Guidance

Setting up two-factor authentication (2FA)

Created:  08 Aug 2018
Updated:  08 Aug 2018
Woman setting up 2FA
How setting up 2FA can help protect your online accounts, even if your password is stolen.

This guidance explains how you can set up two-factor authentication (2FA) on your important online accounts. Doing this makes it harder for criminals to access your online accounts, even if they know your password. 

IT professionals who need advice on implementing 2FA across larger organisations should refer to the NCSC's separate guidance on multi-factor authentication for online services

 

What is two-factor authentication (2FA)?

Two-factor authentication (often shortened to 2FA) provides a way of 'double checking' that you really are the person you are claiming to be when you're using online services, such as banking, email or social media. It is available on most of the major online services. 

When setting up 2FA, the service will ask you to provide a 'second factor', which is something that you (and only you) can access. This could be a code that's sent to you by text message, or that's created by an app.

 

Why should I use 2FA?

Passwords can be stolen by cyber criminals, potentially giving them access to your online accounts. However, accounts that have been set up to use 2FA will require an extra check, so even if a criminal knows your password, they won't be able to access your accounts.
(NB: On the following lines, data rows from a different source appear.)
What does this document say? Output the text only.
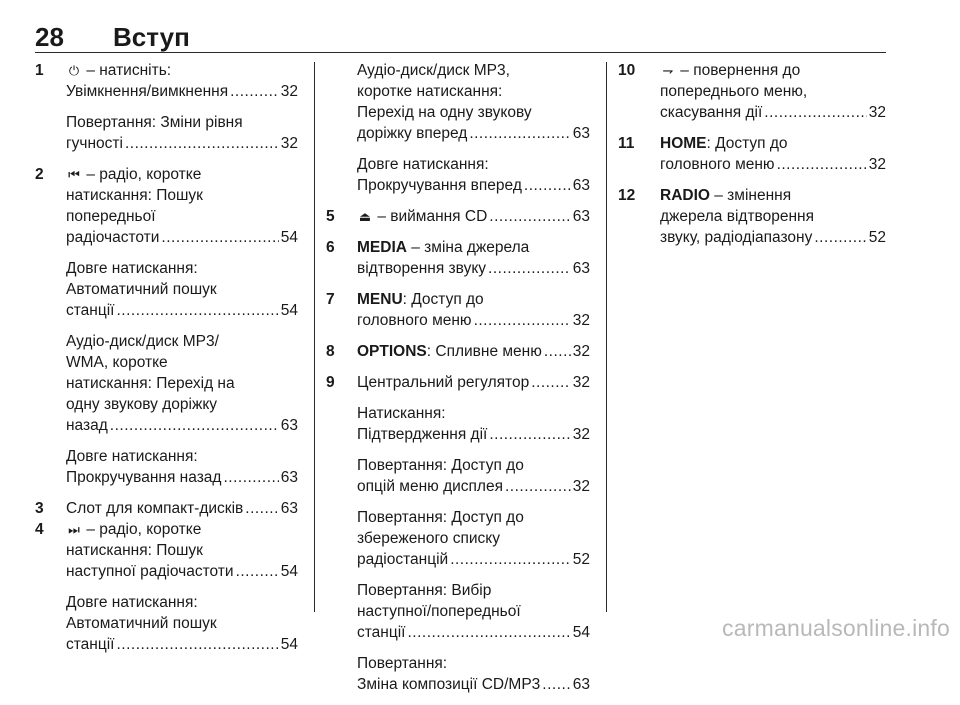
28 Вступ
1 ⏻ – натисніть:
Увімкнення/вимкнення .....	32
Повертання: Зміни рівня
гучності .....	32
2 ⏮ – радіо, коротке
натискання: Пошук
попередньої
радіочастоти .....	54
Довге натискання:
Автоматичний пошук
станції .....	54
Аудіо-диск/диск MP3/
WMA, коротке
натискання: Перехід на
одну звукову доріжку
назад .....	63
Довге натискання:
Прокручування назад .....	63
3 Слот для компакт-дисків ..... 63
4 ⏭ – радіо, коротке
натискання: Пошук
наступної радіочастоти .....	54
Довге натискання:
Автоматичний пошук
станції .....	54
Аудіо-диск/диск MP3,
коротке натискання:
Перехід на одну звукову
доріжку вперед .....	63
Довге натискання:
Прокручування вперед .....	63
5 ⏏ – виймання CD .....	63
6 MEDIA – зміна джерела
відтворення звуку .....	63
7 MENU: Доступ до
головного меню .....	32
8 OPTIONS: Спливне меню ..... 32
9 Центральний регулятор .....	32
Натискання:
Підтвердження дії .....	32
Повертання: Доступ до
опцій меню дисплея .....	32
Повертання: Доступ до
збереженого списку
радіостанцій .....	52
Повертання: Вибір
наступної/попередньої
станції .....	54
Повертання:
Зміна композиції CD/MP3 ..... 63
10 ⇁ – повернення до
попереднього меню,
скасування дії .....	32
11 HOME: Доступ до
головного меню .....	32
12 RADIO – змінення
джерела відтворення
звуку, радіодіапазону .....	52
carmanualsonline.info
The NCSC recommends that you set up 2FA on your 'important' accounts; these will typically be the 'high value' accounts that protect things that you really care about, and would cause the most harm to you if the passwords to access these accounts were stolen. You should also use it for your email, as criminals with access to your inbox can use it to reset passwords on your other accounts.

 

How do I set up 2FA?

Some online services will already have 2FA switched on. However most don't, so you will need to switch it on yourself to give extra protection to your other online accounts, such as email, social media and cloud storage. If available, the option to switch on 2FA is usually found in the security settings of your account (where it may also be called 'two-step verification').

The website www.turnon2fa.com/tutorials contains up-to-date instructions on how to set up 2FA across popular online services such as Gmail, Facebook, Twitter, LinkedIn, Outlook and iTunes.

 

What are the different 'types' of 2FA?

When 2FA is switched on, you'll be asked to provide a second factor in order to access your account. There are several types of second factor available:

  • Text messages. Most services tend to offer 2FA over text message by default. During setup, you provide your phone number, and the service will send you a message containing the code to use. Some services can also send a code using voice message if you find this easier. Text messages are not the most secure type of 2FA, but still offer a huge advantage over not using any 2FA. Any two-factor authentication is better than not having it at all.
  • Authenticator Apps on your smart phone (or tablet) are the main alternative to text messages. Google Authenticator and Microsoft Authenticator are examples of this type of app. Once you've installed one, you can use the same app when setting up 2FA on any accounts that have this as an option. These apps offer lots of advantages over text messages, such as not needing a mobile signal, or having to wait for a text message to arrive.
  • Some accounts also give you a list of backup codes when you switch on 2FA. When asked for a code you can use one of these, but each code will only work once, so you'll need to create more when you've used them all. Backup codes are really useful if you need to log on without a phone to hand. You will need to store the codes somewhere safe.

There are other second factors, that are offered by a few services. For example, some have apps that just ask you for permission once you've logged in. Others let you use 'security keys', which are small devices you can buy. You may also be able to use email as the second factor, provided it's a different email account from the one used to reset your password. If your account offers one of these, and you think it would work for you, then they are all good second factors.

It's also a good idea to have a backup plan, in case you haven't got access to your usual second factor (for example, if the battery on your mobile phone has run out). Many services let you set up more than one option for this reason. Backup codes are ideal for this, since they can be used even if you lose your phone.

Note that some services use memorable information or a security question (such as 'What was the name of your first pet?') as an alternative to 2FA. These do not offer the same protection so you should still turn on 2FA if it is available.

 

Do I have to use 2FA every time I access a service?

No. Once set up, you should only be asked for it when you're doing something where it would really matter if it was a cyber-criminal, rather than you. These are usually things like setting up a new payee for your bank account, logging into an account from a new device, or changing your password. This stops cyber-criminals from doing things that could harm you, but means that you don't have to be checked every time. If you are asked for your second factor every time you log in on your own device, you can look for an option such as 'remember my device' or 'remember this browser'.

 

What if 2FA isn't available?

The NCSC would like to see 2FA offered on all services which might hold your personal data, spend your money, or play another important role in your life. While many major services do offer it, there are still some that do not. If 2FA is not available on one of your important accounts, like email, you should ensure that it has a strong unique password. You may even want to consider changing services to one that does offer two-factor authentication.